October 99 — Xando Cafe & Bar (now Cosi) 301 Pennsylvania Avenue, SE [between Pennsylvania & Independence] — Xando is the Reeses peanut butter cup of cafes and I am sure Starbucks is kicking itself for not thinking of it first.
By day Xando is a coffee bar, a proper serve-yourself-&-chill cafe but, by night (after 4 PM) Xando becomes a restaurant with full bar, table service and a smoking section. There’s even bossman-controlled hip contempo music that will neither insult nor offend its 30-something clientele. High energy and designed by the likes of the Wallpaper team. The peanut butter of daytime meets the chocolate of night and, voila! I hope it wears well, because its pristine first day could go downhill fast.
Xando Capitol Hill (right down the block from the shining rotunda itself) is shoe-horned into deep but narrow confined of a row house. This space was formerly a Sam Goody record store. My, what they have done.
Dark brown ceilings, textures black enameled exposed pipe, yellow-green curry-colored walls, and birch wood floors. Most table seating is on spacious plush sofas. The tabletops are miniscule and some folks are damned to be pressed between an active walkway and a wrought iron railing.

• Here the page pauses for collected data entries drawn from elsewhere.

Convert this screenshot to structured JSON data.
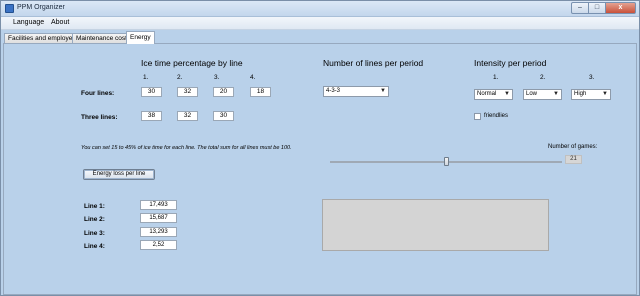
{
  "window": {
    "title": "PPM Organizer",
    "caption_buttons": {
      "minimize": "–",
      "maximize": "□",
      "close": "x"
    }
  },
  "menu": {
    "items": [
      {
        "label": "Language"
      },
      {
        "label": "About"
      }
    ]
  },
  "tabs": [
    {
      "label": "Facilities and employees",
      "active": false
    },
    {
      "label": "Maintenance costs",
      "active": false
    },
    {
      "label": "Energy",
      "active": true
    }
  ],
  "ice_time": {
    "heading": "Ice time percentage by line",
    "columns": [
      "1.",
      "2.",
      "3.",
      "4."
    ],
    "four_lines": {
      "label": "Four lines:",
      "values": [
        "30",
        "32",
        "20",
        "18"
      ]
    },
    "three_lines": {
      "label": "Three lines:",
      "values": [
        "38",
        "32",
        "30"
      ]
    },
    "info": "You can set 15 to 45% of ice time for each line.  The total sum for all lines must be 100."
  },
  "energy_button": {
    "label": "Energy loss per line"
  },
  "results": [
    {
      "label": "Line 1:",
      "value": "17,493"
    },
    {
      "label": "Line 2:",
      "value": "15,687"
    },
    {
      "label": "Line 3:",
      "value": "13,293"
    },
    {
      "label": "Line 4:",
      "value": "2,52"
    }
  ],
  "lines_per_period": {
    "heading": "Number of lines per period",
    "selected": "4-3-3",
    "arrow": "▼"
  },
  "intensity": {
    "heading": "Intensity per period",
    "columns": [
      "1.",
      "2.",
      "3."
    ],
    "values": [
      "Normal",
      "Low",
      "High"
    ],
    "arrow": "▼",
    "friendlies_label": "friendlies",
    "friendlies_checked": false
  },
  "games": {
    "label": "Number of games:",
    "value": "21",
    "slider_level": 0.5
  }
}
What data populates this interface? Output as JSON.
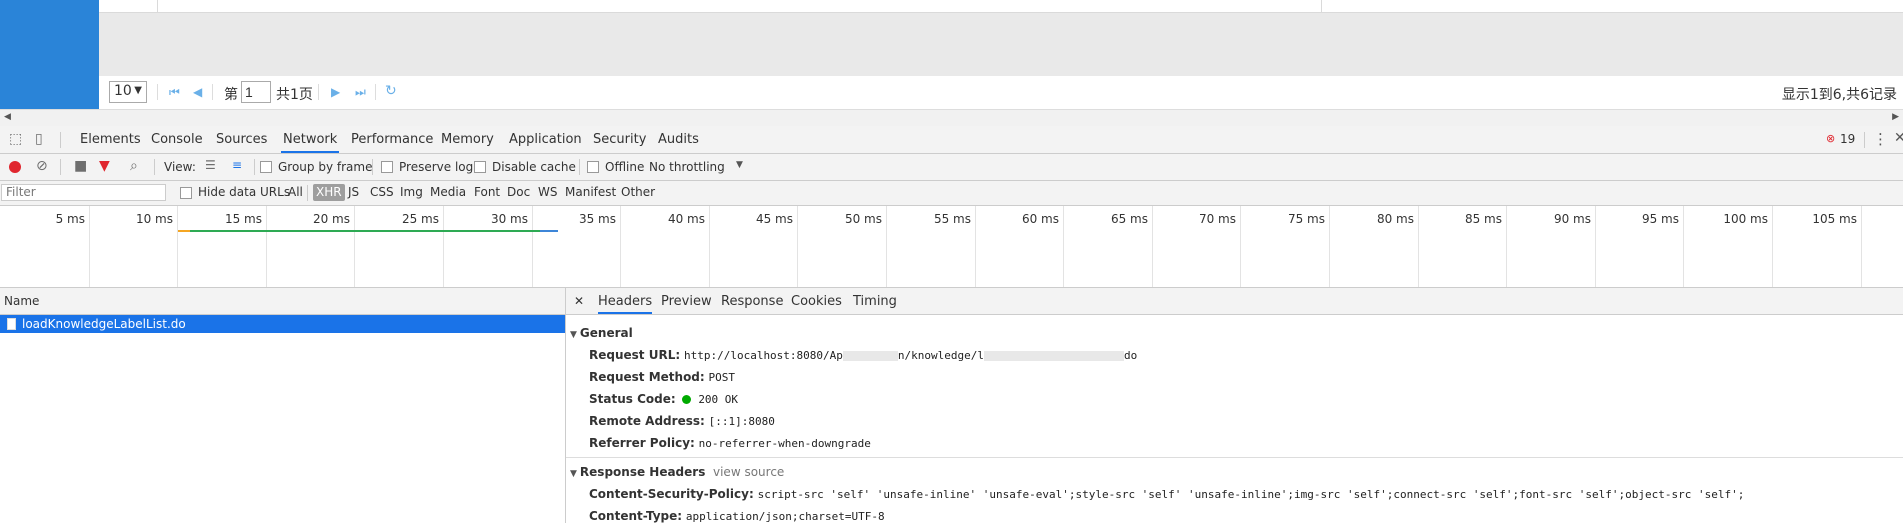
{
  "page": {
    "page_size": "10",
    "page_label_before": "第",
    "page_value": "1",
    "page_total": "共1页",
    "summary": "显示1到6,共6记录"
  },
  "devtools": {
    "tabs": [
      "Elements",
      "Console",
      "Sources",
      "Network",
      "Performance",
      "Memory",
      "Application",
      "Security",
      "Audits"
    ],
    "active_tab": "Network",
    "error_count": "19",
    "toolbar": {
      "view_label": "View:",
      "group_by_frame": "Group by frame",
      "preserve_log": "Preserve log",
      "disable_cache": "Disable cache",
      "offline": "Offline",
      "throttling": "No throttling"
    },
    "filter": {
      "placeholder": "Filter",
      "hide_data_urls": "Hide data URLs",
      "types": [
        "All",
        "XHR",
        "JS",
        "CSS",
        "Img",
        "Media",
        "Font",
        "Doc",
        "WS",
        "Manifest",
        "Other"
      ],
      "active_type": "XHR"
    },
    "timeline_ticks": [
      "5 ms",
      "10 ms",
      "15 ms",
      "20 ms",
      "25 ms",
      "30 ms",
      "35 ms",
      "40 ms",
      "45 ms",
      "50 ms",
      "55 ms",
      "60 ms",
      "65 ms",
      "70 ms",
      "75 ms",
      "80 ms",
      "85 ms",
      "90 ms",
      "95 ms",
      "100 ms",
      "105 ms"
    ],
    "list": {
      "header": "Name",
      "rows": [
        "loadKnowledgeLabelList.do"
      ]
    },
    "details": {
      "tabs": [
        "Headers",
        "Preview",
        "Response",
        "Cookies",
        "Timing"
      ],
      "active_tab": "Headers",
      "general": {
        "title": "General",
        "request_url_key": "Request URL:",
        "request_url_val_a": "http://localhost:8080/Ap",
        "request_url_val_b": "n/knowledge/l",
        "request_url_val_c": "do",
        "request_method_key": "Request Method:",
        "request_method_val": "POST",
        "status_code_key": "Status Code:",
        "status_code_val": "200 OK",
        "remote_address_key": "Remote Address:",
        "remote_address_val": "[::1]:8080",
        "referrer_policy_key": "Referrer Policy:",
        "referrer_policy_val": "no-referrer-when-downgrade"
      },
      "response_headers": {
        "title": "Response Headers",
        "view_source": "view source",
        "csp_key": "Content-Security-Policy:",
        "csp_val": "script-src 'self' 'unsafe-inline' 'unsafe-eval';style-src 'self' 'unsafe-inline';img-src 'self';connect-src 'self';font-src 'self';object-src 'self';",
        "content_type_key": "Content-Type:",
        "content_type_val": "application/json;charset=UTF-8"
      }
    }
  }
}
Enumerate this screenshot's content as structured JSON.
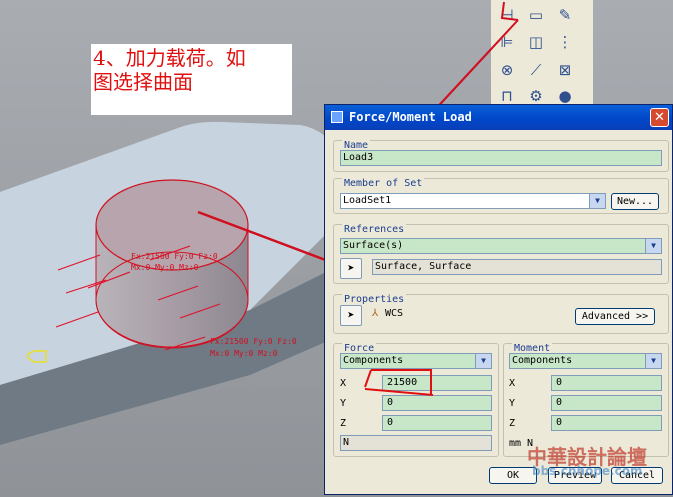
{
  "annotation": {
    "line1": "4、加力载荷。如",
    "line2": "图选择曲面"
  },
  "model": {
    "label1_line1": "Fx:21500 Fy:0 Fz:0",
    "label1_line2": "Mx:0 My:0 Mz:0",
    "label2_line1": "Fx:21500 Fy:0 Fz:0",
    "label2_line2": "Mx:0 My:0 Mz:0"
  },
  "dialog": {
    "title": "Force/Moment Load",
    "name_group": "Name",
    "name_value": "Load3",
    "member_group": "Member of Set",
    "member_value": "LoadSet1",
    "new_button": "New...",
    "references_group": "References",
    "references_type": "Surface(s)",
    "references_value": "Surface, Surface",
    "properties_group": "Properties",
    "properties_csys": "WCS",
    "advanced_button": "Advanced >>",
    "force_group": "Force",
    "force_mode": "Components",
    "force_x": "21500",
    "force_y": "0",
    "force_z": "0",
    "force_units": "N",
    "moment_group": "Moment",
    "moment_mode": "Components",
    "moment_x": "0",
    "moment_y": "0",
    "moment_z": "0",
    "moment_units": "mm N",
    "label_x": "X",
    "label_y": "Y",
    "label_z": "Z",
    "ok_button": "OK",
    "preview_button": "Preview",
    "cancel_button": "Cancel"
  },
  "watermark": {
    "main": "中華設計論壇",
    "sub": "bbs.cnhope.com"
  },
  "colors": {
    "annotation_red": "#e01010",
    "field_green": "#c8e6c8",
    "titlebar_blue": "#0046c8",
    "model_surface": "#c5d3df"
  },
  "icons": [
    "force-load-icon",
    "load-tag-icon",
    "edit-icon",
    "constraint-icon",
    "measure-icon",
    "ruler-icon",
    "close-box-icon",
    "pin-icon",
    "sphere-icon"
  ]
}
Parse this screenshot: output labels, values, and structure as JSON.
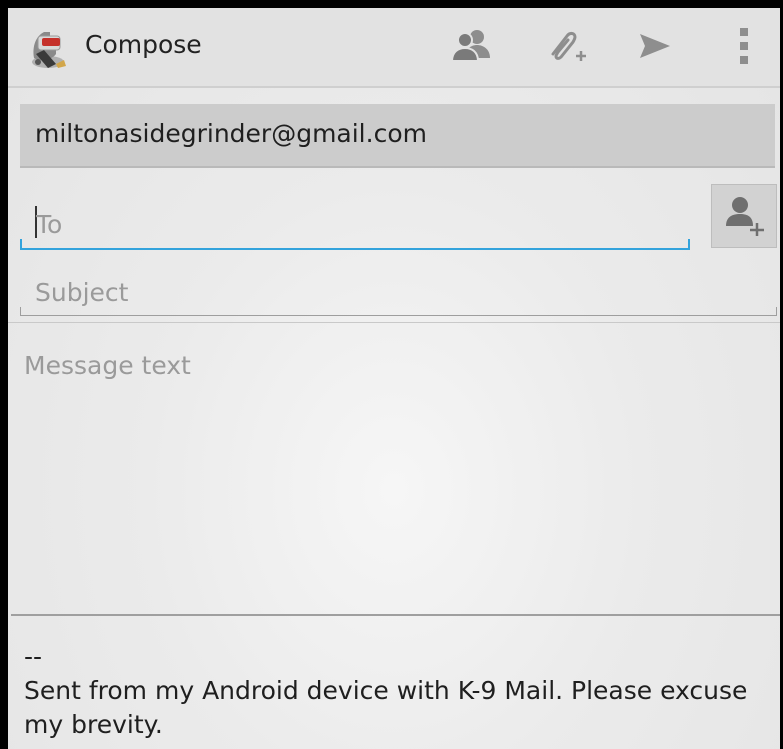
{
  "actionbar": {
    "title": "Compose",
    "icons": {
      "app": "k9-mail-dog-icon",
      "contacts": "contacts-icon",
      "attach": "attach-icon",
      "send": "send-icon",
      "overflow": "overflow-menu-icon"
    }
  },
  "compose": {
    "from_account": "miltonasidegrinder@gmail.com",
    "to": {
      "value": "",
      "placeholder": "To"
    },
    "subject": {
      "value": "",
      "placeholder": "Subject"
    },
    "message": {
      "value": "",
      "placeholder": "Message text"
    },
    "signature_separator": "--",
    "signature_text": "Sent from my Android device with K-9 Mail. Please excuse my brevity."
  },
  "colors": {
    "focus_underline": "#33a3dc",
    "actionbar_bg": "#e2e2e2",
    "from_bg": "#cccccc",
    "placeholder": "#9a9a9a"
  }
}
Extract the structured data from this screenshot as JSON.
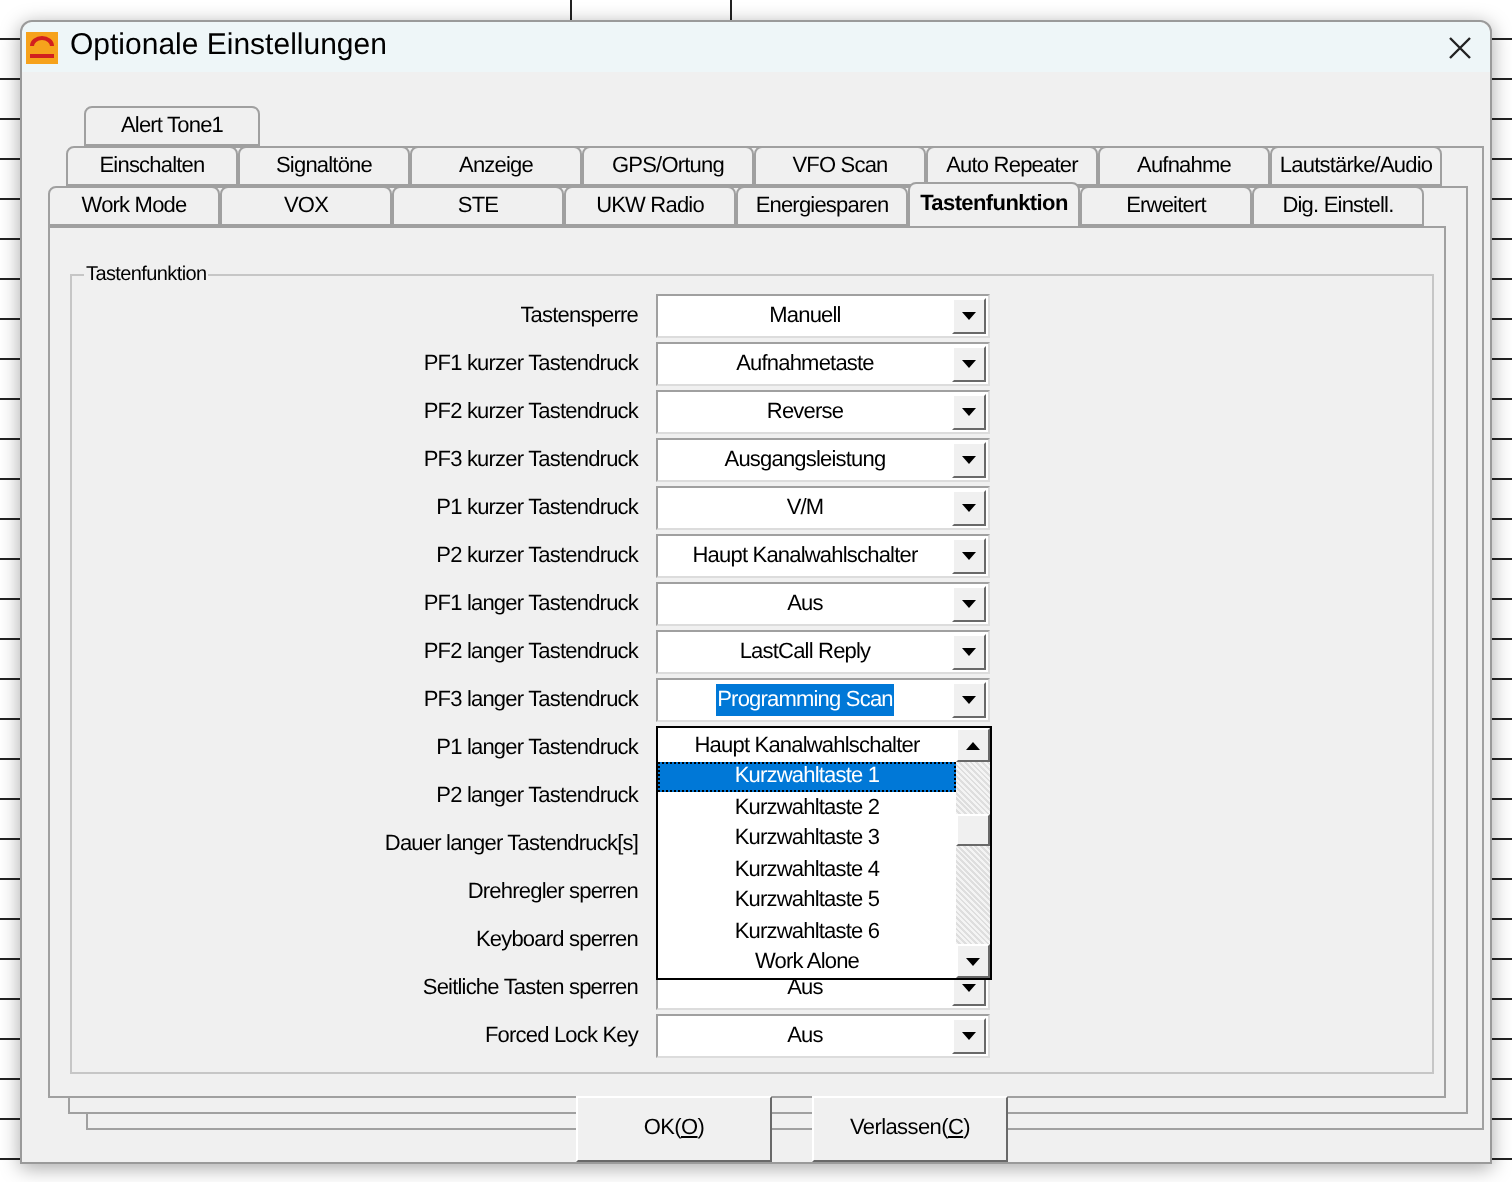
{
  "window": {
    "title": "Optionale Einstellungen"
  },
  "tab_rows": [
    [
      {
        "label": "Alert Tone1",
        "selected": false
      }
    ],
    [
      {
        "label": "Einschalten",
        "selected": false
      },
      {
        "label": "Signaltöne",
        "selected": false
      },
      {
        "label": "Anzeige",
        "selected": false
      },
      {
        "label": "GPS/Ortung",
        "selected": false
      },
      {
        "label": "VFO Scan",
        "selected": false
      },
      {
        "label": "Auto Repeater",
        "selected": false
      },
      {
        "label": "Aufnahme",
        "selected": false
      },
      {
        "label": "Lautstärke/Audio",
        "selected": false
      }
    ],
    [
      {
        "label": "Work Mode",
        "selected": false
      },
      {
        "label": "VOX",
        "selected": false
      },
      {
        "label": "STE",
        "selected": false
      },
      {
        "label": "UKW Radio",
        "selected": false
      },
      {
        "label": "Energiesparen",
        "selected": false
      },
      {
        "label": "Tastenfunktion",
        "selected": true
      },
      {
        "label": "Erweitert",
        "selected": false
      },
      {
        "label": "Dig. Einstell.",
        "selected": false
      }
    ]
  ],
  "group": {
    "title": "Tastenfunktion",
    "rows": [
      {
        "label": "Tastensperre",
        "value": "Manuell",
        "highlighted": false
      },
      {
        "label": "PF1 kurzer Tastendruck",
        "value": "Aufnahmetaste",
        "highlighted": false
      },
      {
        "label": "PF2 kurzer Tastendruck",
        "value": "Reverse",
        "highlighted": false
      },
      {
        "label": "PF3 kurzer Tastendruck",
        "value": "Ausgangsleistung",
        "highlighted": false
      },
      {
        "label": "P1 kurzer Tastendruck",
        "value": "V/M",
        "highlighted": false
      },
      {
        "label": "P2 kurzer Tastendruck",
        "value": "Haupt Kanalwahlschalter",
        "highlighted": false
      },
      {
        "label": "PF1 langer Tastendruck",
        "value": "Aus",
        "highlighted": false
      },
      {
        "label": "PF2 langer Tastendruck",
        "value": "LastCall Reply",
        "highlighted": false
      },
      {
        "label": "PF3 langer Tastendruck",
        "value": "Programming Scan",
        "highlighted": true
      },
      {
        "label": "P1 langer Tastendruck",
        "open": true,
        "options": [
          {
            "label": "Haupt Kanalwahlschalter",
            "selected": false
          },
          {
            "label": "Kurzwahltaste 1",
            "selected": true
          },
          {
            "label": "Kurzwahltaste 2",
            "selected": false
          },
          {
            "label": "Kurzwahltaste 3",
            "selected": false
          },
          {
            "label": "Kurzwahltaste 4",
            "selected": false
          },
          {
            "label": "Kurzwahltaste 5",
            "selected": false
          },
          {
            "label": "Kurzwahltaste 6",
            "selected": false
          },
          {
            "label": "Work Alone",
            "selected": false
          }
        ]
      },
      {
        "label": "P2 langer Tastendruck"
      },
      {
        "label": "Dauer langer Tastendruck[s]"
      },
      {
        "label": "Drehregler sperren"
      },
      {
        "label": "Keyboard sperren"
      },
      {
        "label": "Seitliche Tasten sperren",
        "value": "Aus",
        "highlighted": false
      },
      {
        "label": "Forced Lock Key",
        "value": "Aus",
        "highlighted": false
      }
    ]
  },
  "buttons": [
    {
      "before": "OK(",
      "mnemonic": "O",
      "after": ")"
    },
    {
      "before": "Verlassen(",
      "mnemonic": "C",
      "after": ")"
    }
  ]
}
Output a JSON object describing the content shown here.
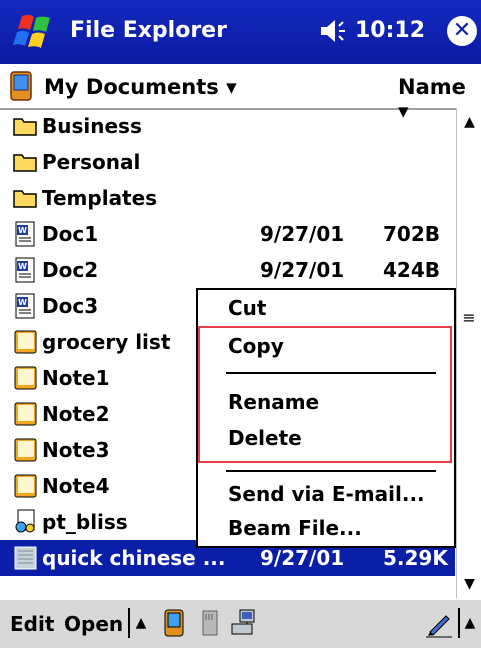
{
  "titlebar": {
    "app_title": "File Explorer",
    "clock": "10:12",
    "close_label": "✕",
    "icons": [
      "windows-start-icon",
      "speaker-icon"
    ]
  },
  "folderbar": {
    "folder": "My Documents ▾",
    "sort": "Name ▾"
  },
  "files": [
    {
      "name": "Business",
      "date": "",
      "size": "",
      "icon": "folder-icon"
    },
    {
      "name": "Personal",
      "date": "",
      "size": "",
      "icon": "folder-icon"
    },
    {
      "name": "Templates",
      "date": "",
      "size": "",
      "icon": "folder-icon"
    },
    {
      "name": "Doc1",
      "date": "9/27/01",
      "size": "702B",
      "icon": "word-doc-icon"
    },
    {
      "name": "Doc2",
      "date": "9/27/01",
      "size": "424B",
      "icon": "word-doc-icon"
    },
    {
      "name": "Doc3",
      "date": "",
      "size": "",
      "icon": "word-doc-icon"
    },
    {
      "name": "grocery list",
      "date": "",
      "size": "",
      "icon": "note-icon"
    },
    {
      "name": "Note1",
      "date": "",
      "size": "",
      "icon": "note-icon"
    },
    {
      "name": "Note2",
      "date": "",
      "size": "",
      "icon": "note-icon"
    },
    {
      "name": "Note3",
      "date": "",
      "size": "",
      "icon": "note-icon"
    },
    {
      "name": "Note4",
      "date": "",
      "size": "",
      "icon": "note-icon"
    },
    {
      "name": "pt_bliss",
      "date": "",
      "size": "",
      "icon": "image-file-icon"
    },
    {
      "name": "quick chinese ...",
      "date": "9/27/01",
      "size": "5.29K",
      "icon": "data-file-icon"
    }
  ],
  "context_menu": {
    "cut": "Cut",
    "copy": "Copy",
    "rename": "Rename",
    "delete": "Delete",
    "send": "Send via E-mail...",
    "beam": "Beam File..."
  },
  "bottombar": {
    "edit": "Edit",
    "open": "Open"
  },
  "colors": {
    "titlebar": "#0a1ea8",
    "selection": "#0a1ea8",
    "highlight_box": "#e8404a",
    "toolbar": "#d8d8d8"
  }
}
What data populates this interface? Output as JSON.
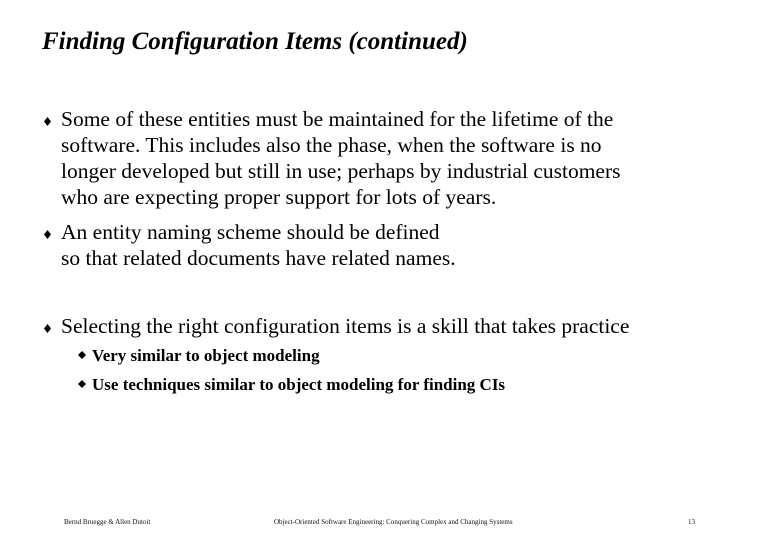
{
  "slide": {
    "title": "Finding Configuration Items (continued)",
    "bullets": [
      {
        "icon": "diamond-bullet-icon",
        "lines": [
          "Some of these entities must be maintained for the lifetime of the",
          "software. This includes also the phase, when the software is no",
          "longer developed but still in use; perhaps by industrial customers",
          "who are expecting proper support for lots of years."
        ]
      },
      {
        "icon": "diamond-bullet-icon",
        "lines": [
          "An entity naming scheme should be defined",
          "so that related documents have related names."
        ]
      },
      {
        "icon": "diamond-bullet-icon",
        "lines": [
          "Selecting the right configuration items is a skill that takes practice"
        ],
        "sub_bullets": [
          {
            "icon": "filled-diamond-bullet-icon",
            "text": "Very similar to object modeling"
          },
          {
            "icon": "filled-diamond-bullet-icon",
            "text": "Use techniques similar to object modeling for finding CIs"
          }
        ]
      }
    ],
    "footer": {
      "authors": "Bernd Bruegge & Allen Dutoit",
      "book": "Object-Oriented Software Engineering: Conquering Complex and Changing Systems",
      "page_number": "13"
    }
  }
}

The tabletops are too small.
Retro B&W photographs and abstract paintings feed the walls. The textiles covering the sofas are beautifully mismatched. The staff is friendly but nervous (first day), 20-40 something. A few children at a family table. It’s not the place where poets chainsmoke, drink mug after mug of java, and then move to Chablis in the mild afternoon, but it’s closer in a Parisian sort of way. If this is corporate sellout then we in America might be going the right direction. It feels more like a Public House than it does either a coffeehouse or bar. A coffeehouse suffers from lack of depressants and a bar only has that one put of sludge kept on the burner awaiting its rude drunk or Irish Coffee.
The menu is great beverage-wise. Food list is minimal: Panini, wraps, soups, salads, deserts. They look better than they taste. (I won’t mention the S’mores they can serve you at your table except that it’ll ensure the kind of attention from other patrons as you received at Farrells on your birthday when they sang and made a big fuss). Lighting is beautiful and honey-colored. I would pay my $6.00 for rent to sit in this living room with service… seven with tip: a double espresso ($1.60) and a slice of the pyramid chocolate cake ($3.95). 16 stores have popped up from Hartford all the way to South Beach Miami. 3 in NYC, 6 in Philly, three in DC, and three in Baltimore.
The cost of things is pretty much as expected. A $1.35 espresso of good quality is generally $1.20-$2.25 at most other places. The double is $1.60. I didn’t get the latte or the mocha, but there are three sizes: tall, giant, and gigante. Latte: $2.30/$2.95/$3.15; Mocha: $2.55/$3.20/$3.40; Drip: $1.25/$1.45/$1.55; Tea $1.00/$1.30/$1.60.
Full liquor bar and Beer after 4 PM and their hours are 7 AM 1 AM Sunday through Thursday and 7 AM 2 AM on the weekends. Smoking area and at the bar after 4 AM. Decaf and soymilk substitutes are available with all drinks.